Но я-то пишу не для них, у меня цель другая. Когда я пишу, я вижу перед собой мальчика, понимаешь, лобастого мальчика с печальными глазами, который будет пребывать среди них. Он-то и поймет меня, он-то и оценит, для него-то я и стараюсь. Мы вместе с ним, одни, вдвоем будем смеяться и плакать над каждой строкой, написанной мною для него. Он один мне нужен, один, а остальные пусть идут к чёртовой матери! Да, да к чёртовой матери!
— Мне бы твои заботы! — угнетенный вздох второго не оставлял сомнений в том, что все несчастья рода человеческого ничтожны и пусты по сравнению с его бедами. — Мне бы твои огорчения!
— Его за чтение распинать будут. — Первый уже не слышал и не замечал ничего вокруг. — И распнут. Но в толпе у креста его увидит другой мальчик и сладкая жуть смерти за истину уже не уйдет из его глаз. И так без конца. Юра, так без конца… Иначе и жить не стоит.
— Мне бы твои проблемы, Феликс. — Бальзаковский двойник сокрушенно покачивал коротко подстриженной, в искрах седины головой и овечьи глаза его при этом скорбно светились. — Я хотел бы их иметь…
Во взаимоотношениях с мужчинами у Марии над всеми чувствами преобладала жалость. Она жалела их во всем: в их постоянной неприкаянности, страсти ломать копья по пустякам, смешному дару всегда переоценивать себя, свои качества и еще этой в них неистребимой тяге к несбыточным химерам. Помнилось, в детстве, в деревне, рядом с домом ее бабки ютилась утлая хибарка в два оконца под черной от времени соломой. Жил в ней местный нелюдим Хрулев — колченогий инвалид в несменяемой солдатской паре и калошах на босу ногу. Жил Хрулев бобылем, из дому почти не показывался, занятый целыми днями никому не ведомой работой. Говорили, что, придя с войны, он долго одолевал руководящие организации предложениями всевозможных новшеств и изобретений. Брался, к примеру, снабдить каждого колхозника в округе индивидуальным летательным аппаратом или прорыть многоступенчатый канал от местной речки Лисковой, с тем, чтобы облегчить хлеборобам вывозку навоза на поля. Предлагал он также специальные ракеты для создания искусственного дождя. Но взаимности в верхах Хрулев не добился, то ли по несвоевременности проектов, то ли из-за их дороговизны. После этого инвалид ушел в себя и замкнулся. В те редкие случаи, когда Мария сталкивалась с ним, он, с выражением вопроса и удивления в сонных глазах, коротко взглядывал на нее и тут же отворачивался, торопясь пройти мимо. Раздиравшее ее любопытство прибавило ей решительности, достойной дочери полкового командира. Однажды вечером она пробралась во двор соседа и заглянула к нему в окошко. Среди завалов разнокалиберного хлама — фанерных крыльев, старых тракторных шестерен, сношенных мельничных жерновов — с протянутых из угла в угол веревок свисали, наподобие белья, большие листы бумаги, сплошь заполненные радужными отпечатками сторублевой. Она не успела еще и удивиться, как шершавая рука легла ей на плечо:
— Схоже? — В голосе хозяина не было ни гнева, ни строгости, только затаенная мука сомнения. — Или как?
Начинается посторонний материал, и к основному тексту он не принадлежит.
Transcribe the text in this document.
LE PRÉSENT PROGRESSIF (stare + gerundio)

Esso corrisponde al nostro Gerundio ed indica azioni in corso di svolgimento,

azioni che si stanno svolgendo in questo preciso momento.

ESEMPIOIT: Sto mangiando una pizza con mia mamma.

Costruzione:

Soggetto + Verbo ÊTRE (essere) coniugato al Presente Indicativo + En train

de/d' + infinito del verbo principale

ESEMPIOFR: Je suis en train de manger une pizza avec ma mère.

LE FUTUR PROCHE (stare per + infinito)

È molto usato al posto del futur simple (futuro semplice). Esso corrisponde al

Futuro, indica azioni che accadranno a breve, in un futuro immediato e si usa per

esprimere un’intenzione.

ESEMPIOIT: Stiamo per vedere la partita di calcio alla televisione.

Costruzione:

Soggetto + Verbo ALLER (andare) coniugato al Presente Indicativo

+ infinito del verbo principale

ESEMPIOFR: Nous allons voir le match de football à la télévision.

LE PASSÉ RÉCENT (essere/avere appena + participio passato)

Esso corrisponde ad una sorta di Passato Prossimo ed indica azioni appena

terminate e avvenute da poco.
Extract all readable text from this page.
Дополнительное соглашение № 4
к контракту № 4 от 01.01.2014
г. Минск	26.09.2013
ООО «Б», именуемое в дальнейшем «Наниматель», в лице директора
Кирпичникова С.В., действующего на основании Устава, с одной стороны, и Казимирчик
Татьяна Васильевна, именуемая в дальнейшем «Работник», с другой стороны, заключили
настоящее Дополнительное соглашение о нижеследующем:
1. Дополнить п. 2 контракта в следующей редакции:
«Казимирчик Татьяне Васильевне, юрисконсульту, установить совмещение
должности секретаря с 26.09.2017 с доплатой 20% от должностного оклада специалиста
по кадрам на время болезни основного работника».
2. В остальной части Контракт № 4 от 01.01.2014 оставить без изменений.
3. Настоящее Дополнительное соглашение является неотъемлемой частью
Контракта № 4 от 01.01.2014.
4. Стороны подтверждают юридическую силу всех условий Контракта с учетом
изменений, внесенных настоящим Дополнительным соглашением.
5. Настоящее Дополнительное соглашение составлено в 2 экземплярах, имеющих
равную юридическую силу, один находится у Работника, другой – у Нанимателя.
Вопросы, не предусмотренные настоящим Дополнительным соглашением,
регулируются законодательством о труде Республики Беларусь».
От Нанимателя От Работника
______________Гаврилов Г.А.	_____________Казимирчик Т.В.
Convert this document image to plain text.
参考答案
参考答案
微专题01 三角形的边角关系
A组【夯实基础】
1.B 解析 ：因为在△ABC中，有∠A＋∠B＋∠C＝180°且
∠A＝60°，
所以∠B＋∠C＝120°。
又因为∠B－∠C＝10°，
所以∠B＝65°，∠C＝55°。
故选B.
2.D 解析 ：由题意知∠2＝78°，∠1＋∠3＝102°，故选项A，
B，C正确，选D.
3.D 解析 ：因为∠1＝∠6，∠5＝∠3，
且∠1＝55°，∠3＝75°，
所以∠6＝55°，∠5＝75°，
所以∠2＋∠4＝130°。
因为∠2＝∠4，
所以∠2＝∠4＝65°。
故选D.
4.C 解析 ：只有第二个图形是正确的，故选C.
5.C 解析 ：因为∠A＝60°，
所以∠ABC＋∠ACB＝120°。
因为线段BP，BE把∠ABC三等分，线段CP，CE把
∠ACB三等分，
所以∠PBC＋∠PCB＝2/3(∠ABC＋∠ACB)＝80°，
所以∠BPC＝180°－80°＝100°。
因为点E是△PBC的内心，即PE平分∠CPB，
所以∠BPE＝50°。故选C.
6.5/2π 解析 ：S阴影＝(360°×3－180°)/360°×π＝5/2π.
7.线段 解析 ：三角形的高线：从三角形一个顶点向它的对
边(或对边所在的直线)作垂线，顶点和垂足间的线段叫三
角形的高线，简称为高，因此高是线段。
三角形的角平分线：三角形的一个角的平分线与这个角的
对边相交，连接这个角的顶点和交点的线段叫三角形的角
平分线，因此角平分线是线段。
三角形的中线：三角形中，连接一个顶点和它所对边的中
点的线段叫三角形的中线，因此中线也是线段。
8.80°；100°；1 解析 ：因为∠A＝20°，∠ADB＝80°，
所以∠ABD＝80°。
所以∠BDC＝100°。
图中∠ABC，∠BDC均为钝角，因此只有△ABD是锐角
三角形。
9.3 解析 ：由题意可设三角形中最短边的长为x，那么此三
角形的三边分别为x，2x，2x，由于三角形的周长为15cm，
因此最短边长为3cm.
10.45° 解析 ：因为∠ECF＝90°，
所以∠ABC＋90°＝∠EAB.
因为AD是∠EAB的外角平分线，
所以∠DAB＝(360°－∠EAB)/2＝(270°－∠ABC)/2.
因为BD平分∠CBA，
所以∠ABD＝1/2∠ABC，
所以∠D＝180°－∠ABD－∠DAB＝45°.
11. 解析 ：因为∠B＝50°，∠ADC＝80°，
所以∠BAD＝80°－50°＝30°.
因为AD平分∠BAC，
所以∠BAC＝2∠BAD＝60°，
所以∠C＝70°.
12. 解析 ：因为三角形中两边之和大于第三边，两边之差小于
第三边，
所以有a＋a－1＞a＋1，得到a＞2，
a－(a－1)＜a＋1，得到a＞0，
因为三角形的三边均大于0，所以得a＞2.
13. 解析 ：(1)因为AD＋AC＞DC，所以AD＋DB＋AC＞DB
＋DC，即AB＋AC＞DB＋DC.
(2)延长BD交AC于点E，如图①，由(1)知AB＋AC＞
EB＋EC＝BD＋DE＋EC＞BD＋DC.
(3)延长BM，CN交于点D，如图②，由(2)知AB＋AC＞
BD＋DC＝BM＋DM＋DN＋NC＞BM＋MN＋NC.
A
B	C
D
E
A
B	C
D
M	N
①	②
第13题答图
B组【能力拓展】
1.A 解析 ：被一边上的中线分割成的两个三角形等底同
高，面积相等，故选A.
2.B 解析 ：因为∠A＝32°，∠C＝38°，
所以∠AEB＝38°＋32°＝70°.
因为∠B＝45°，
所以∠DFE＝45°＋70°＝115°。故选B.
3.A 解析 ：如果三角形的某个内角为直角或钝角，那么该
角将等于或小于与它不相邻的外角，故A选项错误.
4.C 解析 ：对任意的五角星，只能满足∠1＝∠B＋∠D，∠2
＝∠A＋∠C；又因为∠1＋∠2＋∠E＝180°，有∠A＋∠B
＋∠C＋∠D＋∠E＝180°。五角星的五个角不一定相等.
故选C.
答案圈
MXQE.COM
Купюры Хрулева, даже на ее взгляд, были далеки от совершенства и едва ли пошли бы дальше первого прилавка, но Мария, источаемая жалостью и восхищением Мария, не смогла, не решилась тогда разочаровать его, сказать ему правду:
— Как настоящие, точь-в-точь… Честное пионерское…
Тот у нее за спиной засмеялся горделиво и радостно. Так, наверное, смеялись триумфаторы, оставаясь после чествования, наедине с собой. И смех этот еще много лет потом возвращался к ней в минуты безнадежности и отчаянья…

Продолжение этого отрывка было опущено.